Previous studies have found that caffeine, one of the world’s most popular dietary supplements, can provide physical benefits during intermittent exercise, including soccer, but its effect on sports-based decision-making is less well-studied. Now, researchers at Staffordshire University, UK, and Iran’s Shiraz University have examined the effect of caffeine on soccer players’ passing accuracy, problem-solving and decision-making abilities.
“Studies have shown that caffeine can enhance attention, accuracy, and speed, as well as self-reported measures of energy and mood,” said Pooya Soltani, corresponding author of the study. “However, the effects of caffeine on ‘higher’ cognitive functions such as problem-solving and decision-making are often debated, so we decided to investigate this.”
The researchers recruited 12 male soccer players aged 16 to 17 with at least four years of experience playing soccer in the Iranian Youth Tier 1 League. Participants were moderate habitual caffeine users of less than 100 mg/day. Each participant was given 3 mg/kg body mass of either caffeine or flour powder in gelatin capsules, and their decision-making abilities, short- (33 ft/10 m) and long-pass (98 ft/30 m) accuracy and pass ability were evaluated. While that dose is considered a low dose of caffeine, previous research has found it to be ergogenic, or enhance performance.
Pass ability was assessed using the Loughborough Soccer Passing Test (LSPT), a multifaceted soccer-specific skill test to evaluate passing, dribbling, controlling and decision-making abilities. Decision-making was assessed via a computer task where participants watched 10 video clips of a soccer player controlling a ball and were asked to determine the best option for building a good attack scenario when the video was paused.
After consuming caffeine, the participants were 1.67% more accurate with short passes and 13.48% more accurate with long passes, compared to the placebo. However, their decision-making was 7.14% lower, and LSPT scores were 3.49% lower after they consumed caffeine.
“While the short pass accuracy remained consistent among almost all participants before and after caffeine consumption, the performance varied in the case of long passes,” said Negar Jafari, the study’s lead author. “Moreover, most of the participants scored lower on decision-making and the Loughborough Soccer Passing Test after consuming caffeine. This may suggest that more complex tasks with a higher number of passes might negatively be affected by low doses of caffeine ingested one hour before playing.”

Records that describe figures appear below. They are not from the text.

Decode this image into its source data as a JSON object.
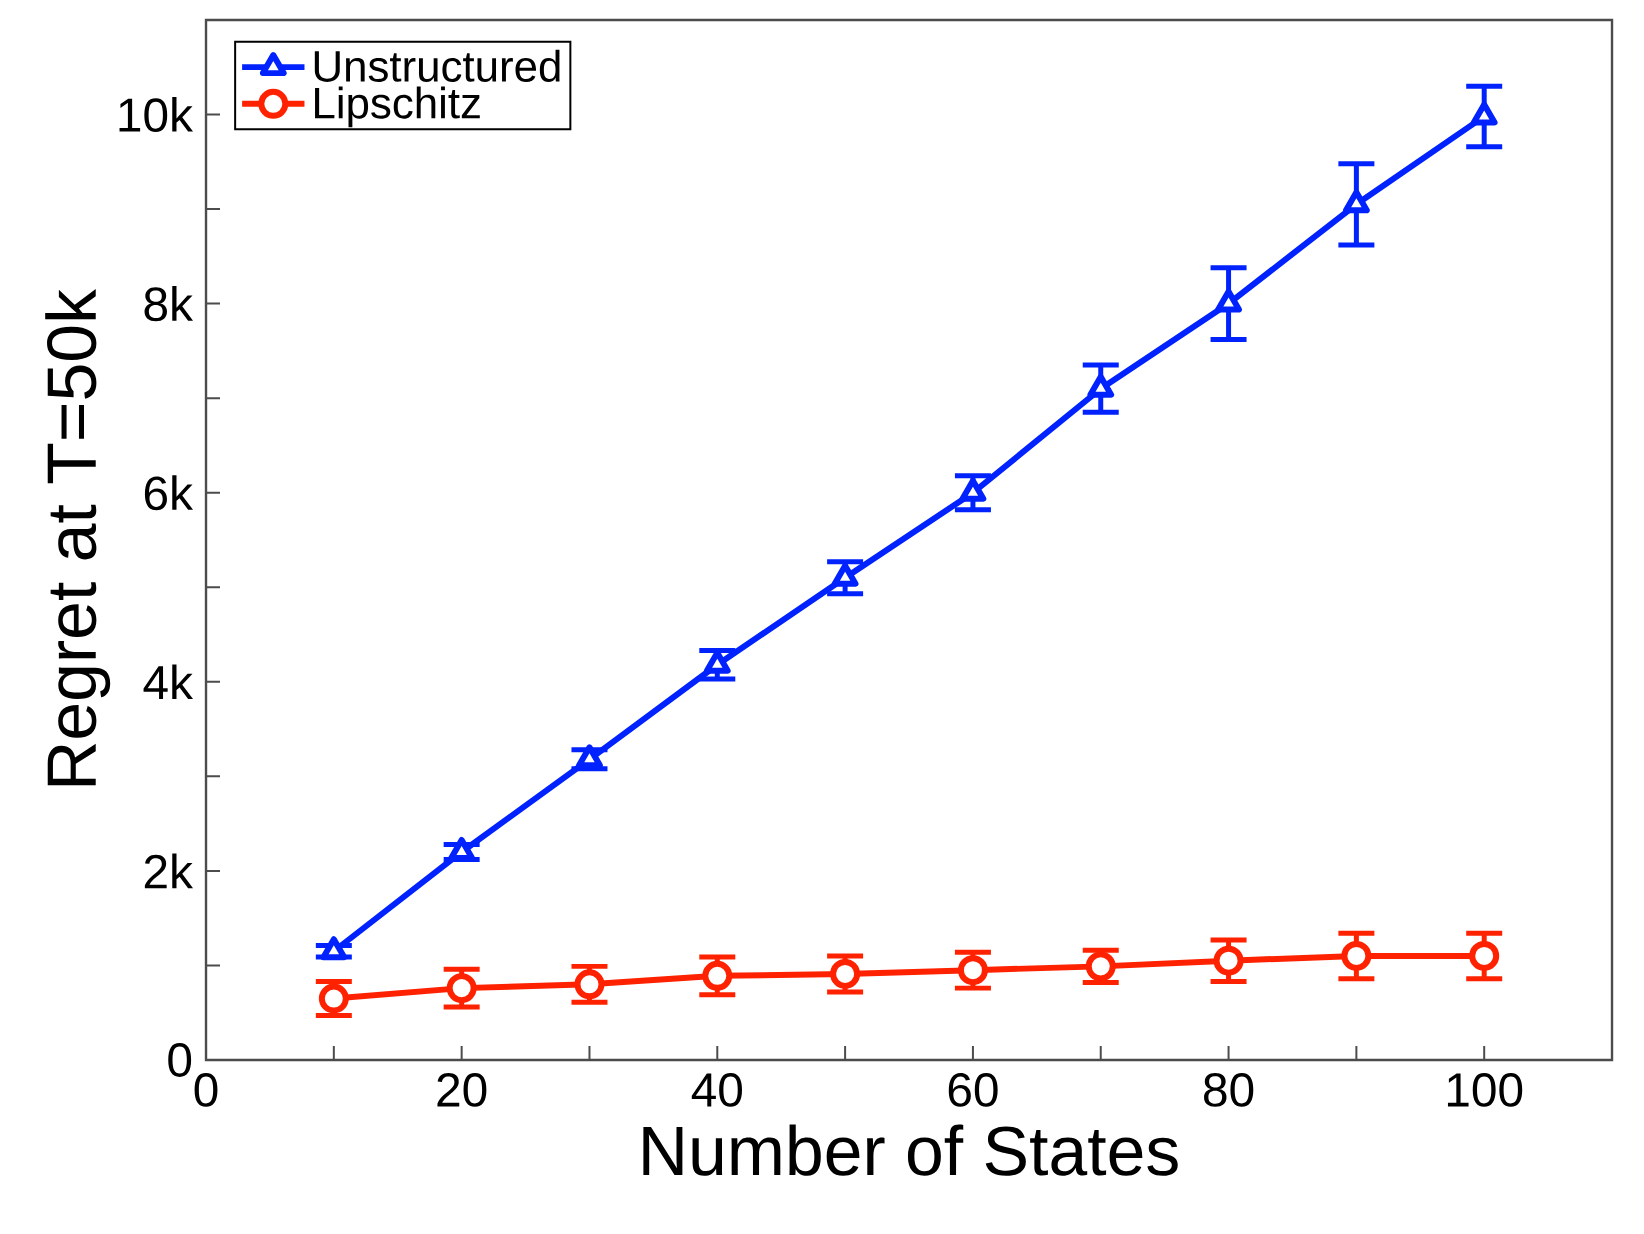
{
  "chart_data": {
    "type": "line",
    "xlabel": "Number of States",
    "ylabel": "Regret at T=50k",
    "x": [
      10,
      20,
      30,
      40,
      50,
      60,
      70,
      80,
      90,
      100
    ],
    "series": [
      {
        "name": "Unstructured",
        "color": "#0022ff",
        "marker": "triangle",
        "values": [
          1150,
          2200,
          3180,
          4180,
          5100,
          6000,
          7100,
          8000,
          9050,
          9980
        ],
        "errors": [
          60,
          80,
          100,
          150,
          170,
          180,
          250,
          380,
          430,
          320
        ]
      },
      {
        "name": "Lipschitz",
        "color": "#ff2200",
        "marker": "circle",
        "values": [
          650,
          760,
          800,
          890,
          910,
          950,
          990,
          1050,
          1100,
          1100
        ],
        "errors": [
          180,
          200,
          190,
          200,
          190,
          190,
          170,
          220,
          240,
          240
        ]
      }
    ],
    "xlim": [
      0,
      110
    ],
    "xticks": [
      0,
      {
        "value": 10,
        "label": null
      },
      20,
      {
        "value": 30,
        "label": null
      },
      40,
      {
        "value": 50,
        "label": null
      },
      60,
      {
        "value": 70,
        "label": null
      },
      80,
      {
        "value": 90,
        "label": null
      },
      100
    ],
    "ylim": [
      0,
      11000
    ],
    "yticks": [
      0,
      {
        "value": 1000,
        "label": null
      },
      {
        "value": 2000,
        "label": "2k"
      },
      {
        "value": 3000,
        "label": null
      },
      {
        "value": 4000,
        "label": "4k"
      },
      {
        "value": 5000,
        "label": null
      },
      {
        "value": 6000,
        "label": "6k"
      },
      {
        "value": 7000,
        "label": null
      },
      {
        "value": 8000,
        "label": "8k"
      },
      {
        "value": 9000,
        "label": null
      },
      {
        "value": 10000,
        "label": "10k"
      }
    ],
    "grid": false,
    "legend": "top left",
    "line_style": "solid"
  }
}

Rather than recommending that soccer players avoid caffeine altogether, the researchers say their findings suggest further research into its effects on decision-making during a match.
“During a football match, players must process various cues such as opponents’ positions, team organization, and time pressure,” Soltani said. “Decision-making in passing is particularly important, where a well-executed pass can create scoring opportunities.”
They say that there are a lot of factors to consider, but the data provided by the study could be useful for training.
“Our findings show that [decision-making] can be affected by caffeine intake and coaches may find these performance metrics useful to explore in training,” said Soltani. “A number of parameters can be involved – the dosage of caffeine relative to body weight, the frequency of caffeine intake and certain positions of the players or their playing styles. For example, a slight decrease in pass accuracy might be crucial for a midfielder but less impactful for a goalkeeper.”
The study was published in the journal Behavioural Brain Research.